Plantations were cultivated in the Dutch colonies Essequebo, Demerary and Berbice in present-day Guyana since the first half of the 17th century. More than once these colonies were at stake in international politics. In the years 1781-1782 and from 1796 to 1802 the Dutch lost sovereignty over the colonies in Guyana to England and from 1803 on these regions definitively fell into British hands.
In a last, short period, from 1802 to 1803, Dutch dominion was established anew and Abraham van der Hart was asked to design a new government building. The matter of the new governmental residence was not given high priority. For some years Van der Hart even remained deprived of any message. The sheet with coloured drawings he sent in has been signed and dated A. van der Hart 1802.
The design shows a stately but simple facade of five bays with a strong emphasis on the middle and a horizontal partition into three zones. The side facades are divided by the same horizontal partition and the same simple windows. Not restricted by the parcel's width or depth Van der Hart could apply simple measures. Unit at the whole design continuously is four feet, which unit can be found in the height of the building as well.
The design as a whole perfectly fits into the works of Van der Hart. The simplicity and stateliness which occur at many of his other designs here are most characteristic. The sort of building, seat of authority, is unique among the works of Van der Hart.
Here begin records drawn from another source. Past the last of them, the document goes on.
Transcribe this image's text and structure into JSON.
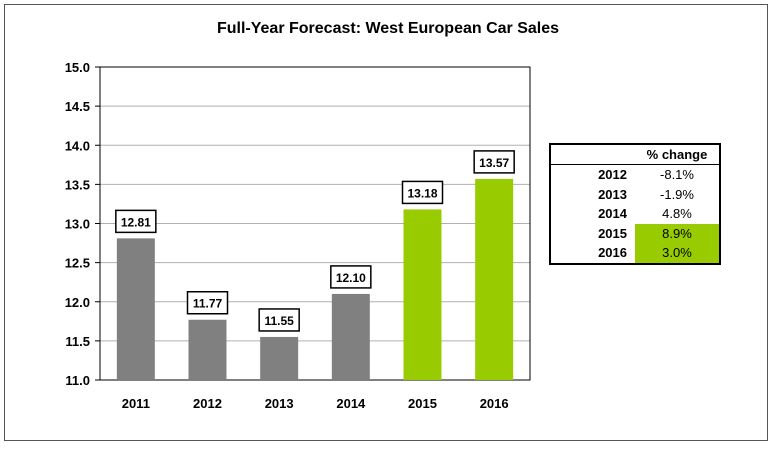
{
  "chart_data": {
    "type": "bar",
    "title": "Full-Year Forecast: West European Car Sales",
    "xlabel": "",
    "ylabel": "",
    "categories": [
      "2011",
      "2012",
      "2013",
      "2014",
      "2015",
      "2016"
    ],
    "values": [
      12.81,
      11.77,
      11.55,
      12.1,
      13.18,
      13.57
    ],
    "value_labels": [
      "12.81",
      "11.77",
      "11.55",
      "12.10",
      "13.18",
      "13.57"
    ],
    "bar_colors": [
      "#808080",
      "#808080",
      "#808080",
      "#808080",
      "#99cc00",
      "#99cc00"
    ],
    "ylim": [
      11.0,
      15.0
    ],
    "yticks": [
      "11.0",
      "11.5",
      "12.0",
      "12.5",
      "13.0",
      "13.5",
      "14.0",
      "14.5",
      "15.0"
    ],
    "grid": true,
    "legend": "none"
  },
  "change_table": {
    "header": "% change",
    "rows": [
      {
        "year": "2012",
        "value": "-8.1%",
        "highlight": false
      },
      {
        "year": "2013",
        "value": "-1.9%",
        "highlight": false
      },
      {
        "year": "2014",
        "value": "4.8%",
        "highlight": false
      },
      {
        "year": "2015",
        "value": "8.9%",
        "highlight": true
      },
      {
        "year": "2016",
        "value": "3.0%",
        "highlight": true
      }
    ],
    "highlight_color": "#99cc00"
  }
}
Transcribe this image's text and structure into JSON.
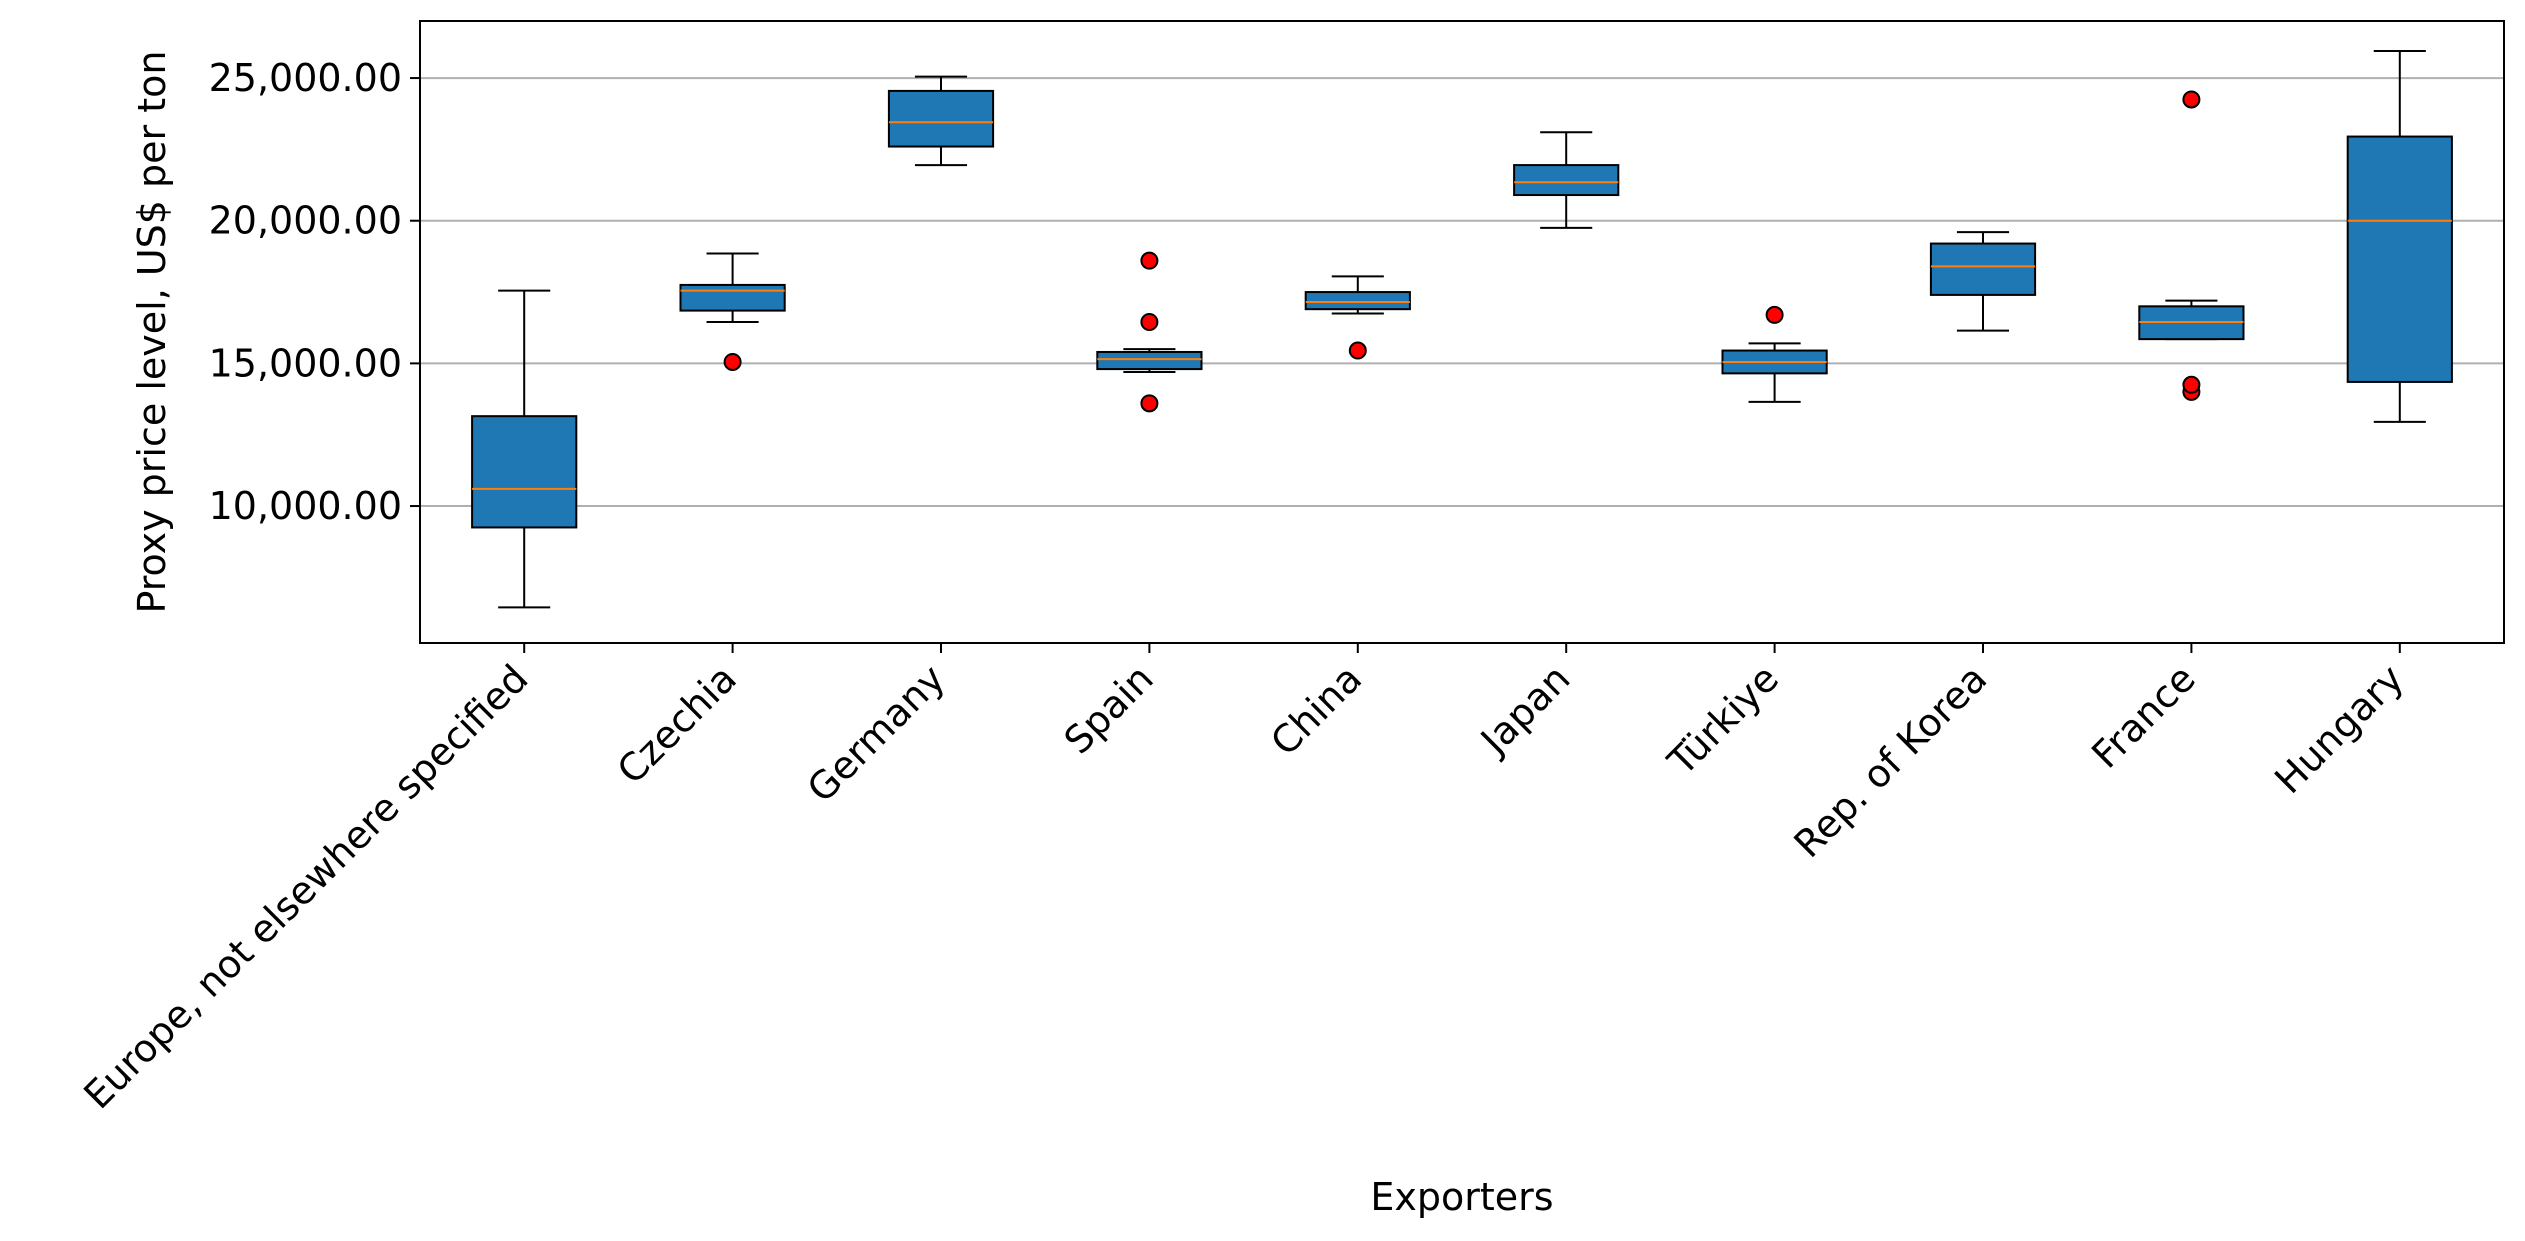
{
  "chart_data": {
    "type": "box",
    "title": "",
    "xlabel": "Exporters",
    "ylabel": "Proxy price level, US$ per ton",
    "ylim": [
      5200,
      27000
    ],
    "yticks": [
      10000,
      15000,
      20000,
      25000
    ],
    "ytick_labels": [
      "10,000.00",
      "15,000.00",
      "20,000.00",
      "25,000.00"
    ],
    "grid": "y",
    "categories": [
      "Europe, not elsewhere specified",
      "Czechia",
      "Germany",
      "Spain",
      "China",
      "Japan",
      "Türkiye",
      "Rep. of Korea",
      "France",
      "Hungary"
    ],
    "boxes": [
      {
        "whislo": 6450,
        "q1": 9250,
        "med": 10600,
        "q3": 13150,
        "whishi": 17550,
        "fliers": []
      },
      {
        "whislo": 16450,
        "q1": 16850,
        "med": 17550,
        "q3": 17750,
        "whishi": 18850,
        "fliers": [
          15050
        ]
      },
      {
        "whislo": 21950,
        "q1": 22600,
        "med": 23450,
        "q3": 24550,
        "whishi": 25050,
        "fliers": []
      },
      {
        "whislo": 14700,
        "q1": 14800,
        "med": 15150,
        "q3": 15400,
        "whishi": 15500,
        "fliers": [
          13600,
          16450,
          18600
        ]
      },
      {
        "whislo": 16750,
        "q1": 16900,
        "med": 17150,
        "q3": 17500,
        "whishi": 18050,
        "fliers": [
          15450
        ]
      },
      {
        "whislo": 19750,
        "q1": 20900,
        "med": 21350,
        "q3": 21950,
        "whishi": 23100,
        "fliers": []
      },
      {
        "whislo": 13650,
        "q1": 14650,
        "med": 15050,
        "q3": 15450,
        "whishi": 15700,
        "fliers": [
          16700
        ]
      },
      {
        "whislo": 16150,
        "q1": 17400,
        "med": 18400,
        "q3": 19200,
        "whishi": 19600,
        "fliers": []
      },
      {
        "whislo": 15850,
        "q1": 15850,
        "med": 16450,
        "q3": 17000,
        "whishi": 17200,
        "fliers": [
          14000,
          14250,
          24250
        ]
      },
      {
        "whislo": 12950,
        "q1": 14350,
        "med": 20000,
        "q3": 22950,
        "whishi": 25950,
        "fliers": []
      }
    ],
    "colors": {
      "box_fill": "#1f77b4",
      "median": "#ff7f0e",
      "flier_fill": "#ff0000",
      "grid": "#b0b0b0",
      "edge": "#000000"
    }
  }
}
Unfortunately the minutes of the meetings of the Council of the American possessions, which deliberated on the design, do not contain remarks on the suitability of the design for this type of building.
The simplicity of the facade of the government building certainly will have been consciously striven after by Van der Hart as best expression of the dignity of authority. About 1780 he already executed some variations on the theme. The design for the governmental residence reminds of the mansion Houdringe at De Bilt (1779). This design probably was inspired by examples from the well-known manual Recueil élémentaire d'architecture by Jean-François de Neufforge.
Designing the governmental residence Van der Hart did not take climatological factors (heat, humidity) into consideration. Therefore the design for the governmental residence in the West-lndian colony perhaps would have been even better conceivable in the Netherlands.
A variant on the original design was drawn in 1804 by Van der Hart's assistant Barthold Willem Hendrik Ziesenis (1762-1820). The residence never has been built. In September 1803 Demerary/Essequebo definitively fell into British hands and the motive to raise the building disappeared completely.